La selezione dei materiali del racconto crea dei buchi: le ellissi narrative. Nella prima clip tratta da "Jackie Brown" (r. di Quentin Tarantino, 1997, USA) non vi è alcuna ellissi, ovvero soppressione di tempo: il tempo filmico corrisponde a quello diegetico. Nella seconda clip Max accompagna una donna in carcere e dopo un po' (quindi vi è stata una ellissi) preleva Jackie. Si tratta di una ellissi prevista in sceneggiatura. Vi è un'altra ellissi (microellissi) decisa invece in fase di regia/montaggio: quando dalla strada si passa ai due che sono già in auto senza mostrare quando vi entrano (terza clip).



Il tempo diegetico nei film viene normalmente selezionato. Accade però che a volte venga dilatato. Accade ad esempio in "Jackie Brown" nella sequenza in cui vengono scambiati dei soldi in un centro commerciale: l'evento è mostrato tre volte, da tre diversi punti di vista. 
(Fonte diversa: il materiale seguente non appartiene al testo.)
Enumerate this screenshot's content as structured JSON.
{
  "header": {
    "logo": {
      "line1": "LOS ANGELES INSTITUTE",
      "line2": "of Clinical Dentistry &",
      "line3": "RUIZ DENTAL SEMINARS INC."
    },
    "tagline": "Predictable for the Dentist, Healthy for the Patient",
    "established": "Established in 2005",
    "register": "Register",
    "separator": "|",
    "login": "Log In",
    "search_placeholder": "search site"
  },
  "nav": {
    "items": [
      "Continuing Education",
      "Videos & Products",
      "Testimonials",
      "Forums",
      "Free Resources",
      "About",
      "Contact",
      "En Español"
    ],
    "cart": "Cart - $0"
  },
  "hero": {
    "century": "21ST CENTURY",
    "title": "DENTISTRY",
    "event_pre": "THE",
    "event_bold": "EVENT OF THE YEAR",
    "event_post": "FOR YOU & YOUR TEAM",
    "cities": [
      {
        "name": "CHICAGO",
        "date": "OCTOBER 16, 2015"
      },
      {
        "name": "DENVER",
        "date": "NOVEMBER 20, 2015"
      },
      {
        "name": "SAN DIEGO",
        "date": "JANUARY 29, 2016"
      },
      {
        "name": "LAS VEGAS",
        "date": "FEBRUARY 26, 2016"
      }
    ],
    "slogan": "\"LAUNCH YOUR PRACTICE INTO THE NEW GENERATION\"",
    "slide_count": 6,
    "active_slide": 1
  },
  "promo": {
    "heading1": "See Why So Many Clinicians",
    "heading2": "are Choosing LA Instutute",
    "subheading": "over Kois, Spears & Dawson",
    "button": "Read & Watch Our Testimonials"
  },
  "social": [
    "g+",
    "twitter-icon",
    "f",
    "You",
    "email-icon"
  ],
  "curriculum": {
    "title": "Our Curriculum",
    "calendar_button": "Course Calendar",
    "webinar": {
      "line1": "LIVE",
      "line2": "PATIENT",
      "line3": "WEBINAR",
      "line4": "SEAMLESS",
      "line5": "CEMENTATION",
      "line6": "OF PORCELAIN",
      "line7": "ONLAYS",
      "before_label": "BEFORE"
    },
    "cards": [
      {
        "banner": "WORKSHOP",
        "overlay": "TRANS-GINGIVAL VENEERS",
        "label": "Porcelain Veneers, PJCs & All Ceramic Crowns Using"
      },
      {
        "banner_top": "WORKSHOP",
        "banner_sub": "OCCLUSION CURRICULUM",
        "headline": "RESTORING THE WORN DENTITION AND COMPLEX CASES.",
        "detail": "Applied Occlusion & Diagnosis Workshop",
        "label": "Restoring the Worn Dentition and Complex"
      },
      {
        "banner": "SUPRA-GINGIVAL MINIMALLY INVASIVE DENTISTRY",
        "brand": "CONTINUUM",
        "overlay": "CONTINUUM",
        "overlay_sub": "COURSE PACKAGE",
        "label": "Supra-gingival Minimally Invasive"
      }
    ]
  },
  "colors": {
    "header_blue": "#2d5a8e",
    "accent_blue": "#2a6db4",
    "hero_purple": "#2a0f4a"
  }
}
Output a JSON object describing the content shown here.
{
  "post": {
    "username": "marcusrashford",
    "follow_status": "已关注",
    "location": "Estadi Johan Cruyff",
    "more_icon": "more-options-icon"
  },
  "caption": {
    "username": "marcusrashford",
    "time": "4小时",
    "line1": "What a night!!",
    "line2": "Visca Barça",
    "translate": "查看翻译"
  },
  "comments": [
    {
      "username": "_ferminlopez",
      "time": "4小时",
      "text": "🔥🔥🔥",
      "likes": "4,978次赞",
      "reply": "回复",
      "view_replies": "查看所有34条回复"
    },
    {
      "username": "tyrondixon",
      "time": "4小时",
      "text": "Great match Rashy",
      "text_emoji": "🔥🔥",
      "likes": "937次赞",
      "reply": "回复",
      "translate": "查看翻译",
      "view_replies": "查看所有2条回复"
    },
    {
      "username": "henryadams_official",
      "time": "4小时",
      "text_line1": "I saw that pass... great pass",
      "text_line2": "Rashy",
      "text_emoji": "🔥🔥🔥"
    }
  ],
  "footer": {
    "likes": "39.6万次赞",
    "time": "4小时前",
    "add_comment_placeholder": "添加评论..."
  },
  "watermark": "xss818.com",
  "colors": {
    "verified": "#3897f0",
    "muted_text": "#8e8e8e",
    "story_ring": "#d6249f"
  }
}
"Rapina a mano armata" ("The Killing", r. di Stanley Kubrick, 1956, USA) è imperniato sulla preparazione e realizzazione di una rapina ad un ippodromo. Il film scorre in maniera cronologica fino al giorno della rapina. A quel tempo il tempo dialogico torna più volte indietro (quindi il tempo filmico si dilata) per seguire le azioni che i diversi personaggi della banda compiono in ambienti diversi. A guidare questa tela in cui lo spettatore potrebbe perdersi è una voce narrante e l’altoparlante dell’ippodromo che informa sull’ordine delle corse. La dilatazione in questo caso serve a sottolineare la complessità del piano, ma anche ad aumentare la tensione.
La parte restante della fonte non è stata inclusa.